Russian submarine Dmitry Donskoy (TK-208)

Dmitry Donskoy in Kola Bay preparing for the Navy Day parade in 2018
History
Soviet Union → Russia
Name
  • TK-208
  • Dmitry Donskoy (since 2002)
NamesakeDmitry Donskoy
BuilderSevmash
Laid down30 June 1976
Launched23 September 1980
Commissioned29 December 1981
In serviceFebruary 1982
Out of service6 February 2023
StatusDecommissioned, awaiting conversion to museum ship
General characteristics
Class & typeTyphoon-class submarine
Displacement
  • 23,200 t (22,800 long tons) surfaced
  • 48,000 t (47,000 long tons) submerged
Length175 m (574 ft 2 in)
Beam22.8 m (74 ft 10 in)
Draft12.2 m (40 ft 0 in)
Installed power2 × nuclear reactors
Propulsion2 × steam turbines; 2 × shafts
Speed
  • 16 kn (30 km/h; 18 mph) surfaced
  • 27 kn (50 km/h; 31 mph) submerged
Test depth1,312 ft (400 m)
Complement160 officers and sailors
Armament

Dmitry Donskoy (TK-208; Russian: Дми́трий Донско́й ТК-208) is a retired submarine that was the lead ship of the Project 941 Akula (NATO reporting name Typhoon) class of the Russian Navy and formerly the Soviet Navy. The boat was laid down at the Sevmash shipyard in Severodvinsk on 30 June 1976, launched on 23 September 1980, and commissioned on 29 December 1981, with the designation TK-208. It spent its entire career with the Northern Fleet after entering service in February 1982, and received the name Dmitry Donskoy in July 2002.

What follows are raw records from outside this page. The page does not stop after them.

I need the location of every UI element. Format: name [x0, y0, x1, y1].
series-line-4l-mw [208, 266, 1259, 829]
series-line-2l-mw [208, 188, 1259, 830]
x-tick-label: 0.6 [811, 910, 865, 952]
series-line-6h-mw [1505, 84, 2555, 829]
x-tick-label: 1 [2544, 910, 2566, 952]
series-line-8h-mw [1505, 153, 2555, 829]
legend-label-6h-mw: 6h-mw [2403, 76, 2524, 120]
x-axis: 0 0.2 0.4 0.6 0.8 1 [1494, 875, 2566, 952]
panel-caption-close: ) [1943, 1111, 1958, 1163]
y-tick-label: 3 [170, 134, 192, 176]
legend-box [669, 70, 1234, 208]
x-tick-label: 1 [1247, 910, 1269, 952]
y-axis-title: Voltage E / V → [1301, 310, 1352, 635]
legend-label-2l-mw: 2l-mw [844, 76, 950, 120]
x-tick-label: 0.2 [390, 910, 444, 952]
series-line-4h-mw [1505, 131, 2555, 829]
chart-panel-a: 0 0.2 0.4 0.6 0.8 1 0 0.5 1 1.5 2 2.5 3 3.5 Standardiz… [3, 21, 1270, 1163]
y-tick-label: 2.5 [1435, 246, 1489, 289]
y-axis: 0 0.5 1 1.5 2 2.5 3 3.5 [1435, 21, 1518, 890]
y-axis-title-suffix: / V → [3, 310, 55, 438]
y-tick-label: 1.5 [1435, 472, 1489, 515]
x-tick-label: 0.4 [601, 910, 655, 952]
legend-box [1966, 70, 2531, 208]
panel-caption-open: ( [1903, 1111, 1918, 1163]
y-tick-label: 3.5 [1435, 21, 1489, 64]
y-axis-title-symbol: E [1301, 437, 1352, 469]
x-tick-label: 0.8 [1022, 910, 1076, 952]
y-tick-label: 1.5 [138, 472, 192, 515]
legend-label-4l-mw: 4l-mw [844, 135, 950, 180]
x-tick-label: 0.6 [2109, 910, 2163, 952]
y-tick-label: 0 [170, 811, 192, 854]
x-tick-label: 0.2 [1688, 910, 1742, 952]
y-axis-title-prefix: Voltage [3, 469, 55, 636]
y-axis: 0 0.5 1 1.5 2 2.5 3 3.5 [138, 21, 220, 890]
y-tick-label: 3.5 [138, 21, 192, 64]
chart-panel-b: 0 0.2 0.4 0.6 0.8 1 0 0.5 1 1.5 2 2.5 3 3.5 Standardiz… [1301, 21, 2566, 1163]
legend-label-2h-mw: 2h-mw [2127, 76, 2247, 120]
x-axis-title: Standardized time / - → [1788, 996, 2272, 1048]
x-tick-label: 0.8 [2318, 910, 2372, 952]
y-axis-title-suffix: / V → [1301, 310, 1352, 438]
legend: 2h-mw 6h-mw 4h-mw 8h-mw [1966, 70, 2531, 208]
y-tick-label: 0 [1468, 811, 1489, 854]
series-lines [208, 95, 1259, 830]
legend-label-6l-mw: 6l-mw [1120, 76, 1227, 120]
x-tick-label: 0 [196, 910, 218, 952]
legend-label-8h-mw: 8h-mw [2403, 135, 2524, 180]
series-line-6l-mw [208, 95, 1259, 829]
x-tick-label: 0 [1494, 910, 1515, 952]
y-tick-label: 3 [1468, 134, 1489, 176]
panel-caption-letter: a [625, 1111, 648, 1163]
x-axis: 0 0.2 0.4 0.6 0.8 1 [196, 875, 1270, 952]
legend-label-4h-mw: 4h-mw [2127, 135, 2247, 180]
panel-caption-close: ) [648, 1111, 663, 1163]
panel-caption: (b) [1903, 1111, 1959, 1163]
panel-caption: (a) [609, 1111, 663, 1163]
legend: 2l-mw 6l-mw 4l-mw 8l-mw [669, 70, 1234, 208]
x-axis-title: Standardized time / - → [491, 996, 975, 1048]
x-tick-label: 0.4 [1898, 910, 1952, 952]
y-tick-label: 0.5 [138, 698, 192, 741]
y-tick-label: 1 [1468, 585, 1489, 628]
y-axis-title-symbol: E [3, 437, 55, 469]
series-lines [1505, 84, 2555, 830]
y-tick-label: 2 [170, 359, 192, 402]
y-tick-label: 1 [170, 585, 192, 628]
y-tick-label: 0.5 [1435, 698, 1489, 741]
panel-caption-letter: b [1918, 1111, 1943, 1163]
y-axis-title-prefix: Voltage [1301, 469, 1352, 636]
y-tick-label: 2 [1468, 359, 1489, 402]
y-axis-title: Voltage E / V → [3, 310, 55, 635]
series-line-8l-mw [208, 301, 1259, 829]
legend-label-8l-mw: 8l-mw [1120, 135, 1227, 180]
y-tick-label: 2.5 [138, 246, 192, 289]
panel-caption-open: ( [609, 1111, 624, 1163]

Dmitry Donskoy was designed to operate in the Arctic Ocean and carry R-39 submarine-launched ballistic missiles, with each of them capable of holding several nuclear warheads. The R-39 was larger than any previous Soviet SLBM and required a new submarine design. The Typhoon class became the largest submarines ever built. As part of the country's nuclear deterrent, their main armament consisted of twenty missile silos. During the 1980s TK-208 conducted several training exercises in the Arctic that involved breaking through ice and launching its missiles.

The submarine underwent modernization at the Sevmash shipyard starting from 1990, but due to delays caused by the fall of the Soviet Union, the refit was not completed until 2002. It was upgraded to carry and test the RSM-56 Bulava SLBMs, which replaced the R-39 in the Russian Navy. Dmitry Donskoy was used as a weapons testing platform for the main tests of the new Bulava missile and served in that role from 2003 to 2010. After that, it was used for ceremonial events and assisting the sea trials of newer submarines, including those of the Borei class and Yasen class. Dmitry Donskoy finished its last known assignment in September 2022.

The submarine was decommissioned on 6 February 2023 and was left docked at Severodvinsk. Dmitry Donskoy had been the last Typhoon submarine on active service since 2004, making it the largest active submarine in the world by displacement. After its decommissioning there was a lobbying effort by veterans' groups for the Russian government to preserve it as a museum. In March 2025 it was announced that plans are being made to convert Dmitry Donskoy into a museum ship and put it on display at the Peter the Great Central Naval Museum in Saint Petersburg.